Israel Radio said the talks had been going on for several weeks and that a US delegation to prepare for the visit was set to arrive in Israel on Thursday. A senior diplomatic official told the radio that the chances of Trump coming to Israel were at 80 percent.
Trump, whose first scheduled foreign trip as president is a visit to Brussels next month, is looking to expand on that by arriving in Israel on May 21 or in the days after, Hebrew media reports said.
If Trump were to visit on those dates it would coincide with Israel’s celebration of the 50th anniversary of the reunification of Jerusalem in the 1967 Six Day War, which falls this year on the eve of May 23 and the day of the 24th.
It also coincides with an important decision Trump will have to make on whether to move the US Embassy from Tel Aviv to Jerusalem as he promised in his election campaign.
During his election campaign Trump vowed that if victorious he would relocate the US Embassy to Jerusalem, a highly symbolic move valued by Israel as confirmation of the city as its capital, but strongly opposed by Palestinians and the Arab world which want East Jerusalem as the capital of a future Palestinian state.
However, following meetings with Arab leaders, Trump has appeared to back away from the move, saying only that he was still considering it.
At the end of last year, former president Barack Obama signed a waiver to prevent moving the embassy to Jerusalem. It was the eighth time that Obama signed the waiver, which must be renewed every six months. This latest waiver expires at the end of May.
Congress passed a law in 1995 mandating the move of the embassy to Jerusalem, but allowed the president to exercise a waiver, citing the national security interests of the United States. Obama’s predecessors George W. Bush and Bill Clinton also signed such waivers.
David Friedman, Trump’s designated US ambassador to Israel, is also a strong supporter of the move, saying in December following the announcement of his nomination that he was eager to begin working from “the US Embassy in Israel’s eternal capital, Jerusalem.”
Numerous members of Israel’s governing coalition have hailed the planned embassy move, with Prime Minister Benjamin Netanyahu saying in December that it would be “great.”
However, the Palestinians have come out sharply against it. Palestinian Authority President Mahmoud Abbas said that moving the embassy would “destroy the prospects of any political process,” and a spokesman for his Fatah party said it would “open the gates of hell in the region and in the whole world.”

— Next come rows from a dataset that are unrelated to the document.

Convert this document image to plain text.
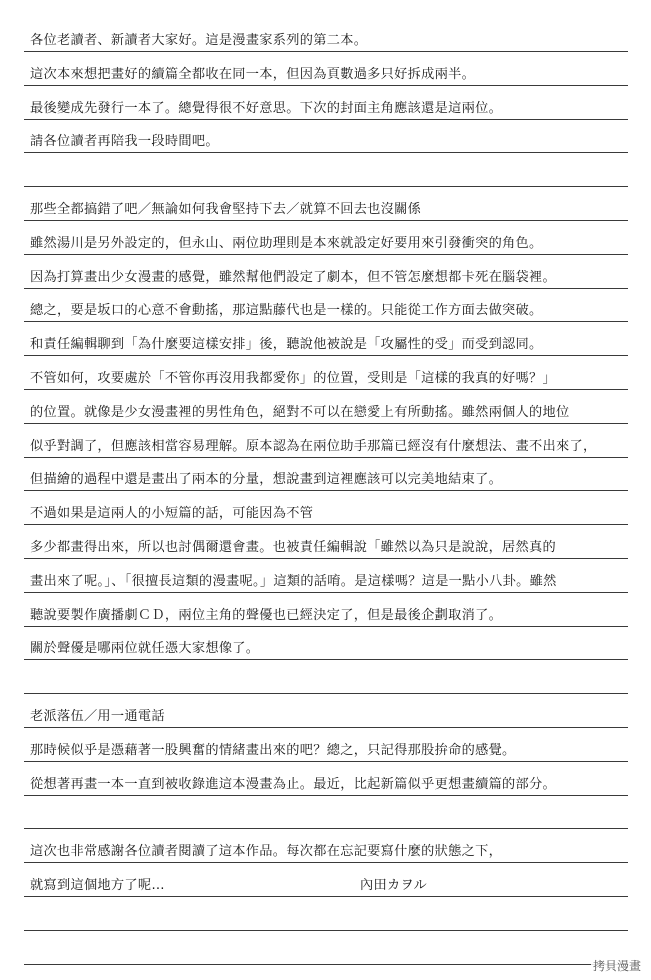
各位老讀者、新讀者大家好。這是漫畫家系列的第二本。
這次本來想把畫好的續篇全都收在同一本，但因為頁數過多只好拆成兩半。
最後變成先發行一本了。總覺得很不好意思。下次的封面主角應該還是這兩位。
請各位讀者再陪我一段時間吧。
那些全都搞錯了吧／無論如何我會堅持下去／就算不回去也沒關係
雖然湯川是另外設定的，但永山、兩位助理則是本來就設定好要用來引發衝突的角色。
因為打算畫出少女漫畫的感覺，雖然幫他們設定了劇本，但不管怎麼想都卡死在腦袋裡。
總之，要是坂口的心意不會動搖，那這點藤代也是一樣的。只能從工作方面去做突破。
和責任編輯聊到「為什麼要這樣安排」後，聽說他被說是「攻屬性的受」而受到認同。
不管如何，攻要處於「不管你再沒用我都愛你」的位置，受則是「這樣的我真的好嗎？」
的位置。就像是少女漫畫裡的男性角色，絕對不可以在戀愛上有所動搖。雖然兩個人的地位
似乎對調了，但應該相當容易理解。原本認為在兩位助手那篇已經沒有什麼想法、畫不出來了，
但描繪的過程中還是畫出了兩本的分量，想說畫到這裡應該可以完美地結束了。
不過如果是這兩人的小短篇的話，可能因為不管
多少都畫得出來，所以也討偶爾還會畫。也被責任編輯說「雖然以為只是說說，居然真的
畫出來了呢。」、「很擅長這類的漫畫呢。」這類的話唷。是這樣嗎？這是一點小八卦。雖然
聽說要製作廣播劇ＣＤ，兩位主角的聲優也已經決定了，但是最後企劃取消了。
關於聲優是哪兩位就任憑大家想像了。
老派落伍／用一通電話
那時候似乎是憑藉著一股興奮的情緒畫出來的吧？總之，只記得那股拚命的感覺。
從想著再畫一本一直到被收錄進這本漫畫為止。最近，比起新篇似乎更想畫續篇的部分。
這次也非常感謝各位讀者閱讀了這本作品。每次都在忘記要寫什麼的狀態之下，
就寫到這個地方了呢…	內田カヲル
拷貝漫畫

In March, Representative Ron DeSantis, a Republican of Florida who led a small fact-finding mission to investigate the logistics of moving the embassy, speculated that Trump could make the announcement of the move on Jerusalem Day.

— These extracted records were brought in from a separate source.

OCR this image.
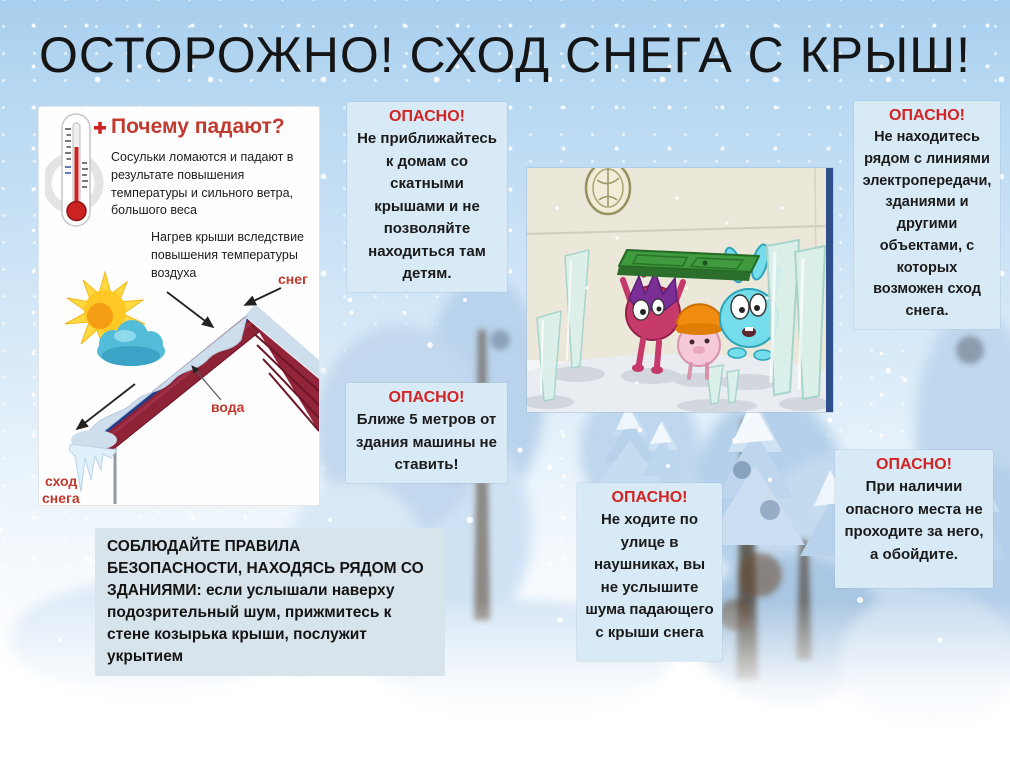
ОСТОРОЖНО! СХОД СНЕГА С КРЫШ!
Почему падают?
Сосульки ломаются и падают в результате повышения температуры и сильного ветра, большого веса
Нагрев крыши вследствие повышения температуры воздуха	снег
вода
сход
снега
ОПАСНО!
Не приближайтесь к домам со скатными крышами и не позволяйте находиться там детям.
ОПАСНО!
Ближе 5 метров от здания машины не ставить!
ОПАСНО!
Не ходите по улице в наушниках, вы не услышите шума падающего с крыши снега
ОПАСНО!
Не находитесь рядом с линиями электропередачи, зданиями и другими объектами, с которых возможен сход снега.
ОПАСНО!
При наличии опасного места не проходите за него, а обойдите.
СОБЛЮДАЙТЕ ПРАВИЛА БЕЗОПАСНОСТИ, НАХОДЯСЬ РЯДОМ СО ЗДАНИЯМИ: если услышали наверху подозрительный шум, прижмитесь к стене козырька крыши, послужит укрытием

“Knowing the president — he’s been a man of his word — I don’t think that he’s going to, in the same month that people here in Jerusalem are celebrating the 50th anniversary of Jerusalem Day, sign the waiver. I would bet that he would not do that and that he would announce that the embassy is going to be moving,” DeSantis said during his visit.

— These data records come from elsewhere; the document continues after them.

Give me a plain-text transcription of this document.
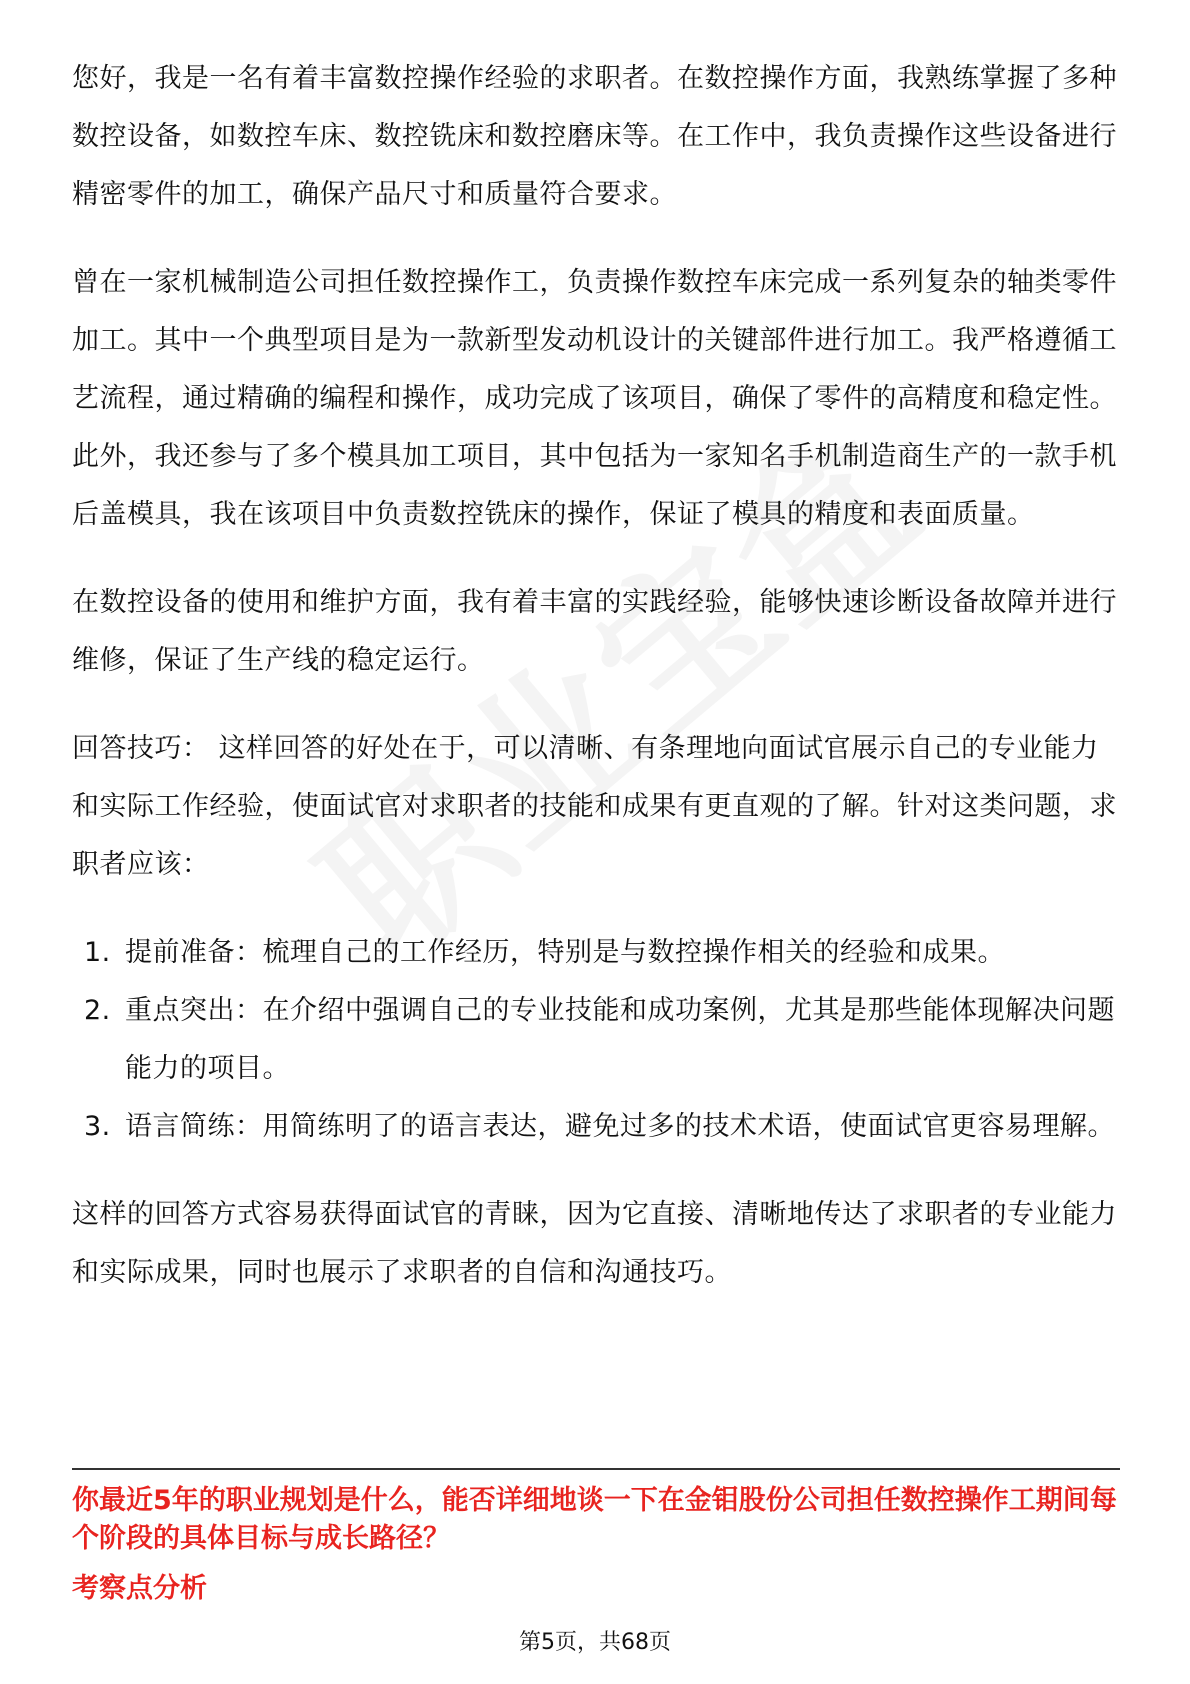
您好，我是一名有着丰富数控操作经验的求职者。在数控操作方面，我熟练掌握了多种数控设备，如数控车床、数控铣床和数控磨床等。在工作中，我负责操作这些设备进行精密零件的加工，确保产品尺寸和质量符合要求。

曾在一家机械制造公司担任数控操作工，负责操作数控车床完成一系列复杂的轴类零件加工。其中一个典型项目是为一款新型发动机设计的关键部件进行加工。我严格遵循工艺流程，通过精确的编程和操作，成功完成了该项目，确保了零件的高精度和稳定性。此外，我还参与了多个模具加工项目，其中包括为一家知名手机制造商生产的一款手机后盖模具，我在该项目中负责数控铣床的操作，保证了模具的精度和表面质量。

在数控设备的使用和维护方面，我有着丰富的实践经验，能够快速诊断设备故障并进行维修，保证了生产线的稳定运行。

回答技巧： 这样回答的好处在于，可以清晰、有条理地向面试官展示自己的专业能力和实际工作经验，使面试官对求职者的技能和成果有更直观的了解。针对这类问题，求职者应该：

1. 提前准备：梳理自己的工作经历，特别是与数控操作相关的经验和成果。
2. 重点突出：在介绍中强调自己的专业技能和成功案例，尤其是那些能体现解决问题能力的项目。
3. 语言简练：用简练明了的语言表达，避免过多的技术术语，使面试官更容易理解。

这样的回答方式容易获得面试官的青睐，因为它直接、清晰地传达了求职者的专业能力和实际成果，同时也展示了求职者的自信和沟通技巧。

你最近5年的职业规划是什么，能否详细地谈一下在金钼股份公司担任数控操作工期间每个阶段的具体目标与成长路径？

考察点分析

第5页，共68页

Trump has never visited Israel before.
Last May, during his election campaign, Trump said he planned to visit Israel before the November 18 elections, but the visit never happened.
The-then presumptive GOP nominee backed out of a visit to Israel in December 2016, in which a controversial meeting was scheduled with Prime Minister Benjamin Netanyahu.
At the time of the cancellation, Trump was under heavy criticism for rolling out his proposal to temporarily ban Muslims from entering the US, following deadly terror attacks in Paris and California.
The US president is planning to attend a summit of NATO member country leaders in Brussels on May 25.
The last serving US president to visit Israel was Obama who came to Jerusalem for just a few hours to attend the funeral of former Israeli president Shimon Peres last September. He previously made an official visit to Israel in March 2013.
Trump and Netanyahu last met in Washington in February.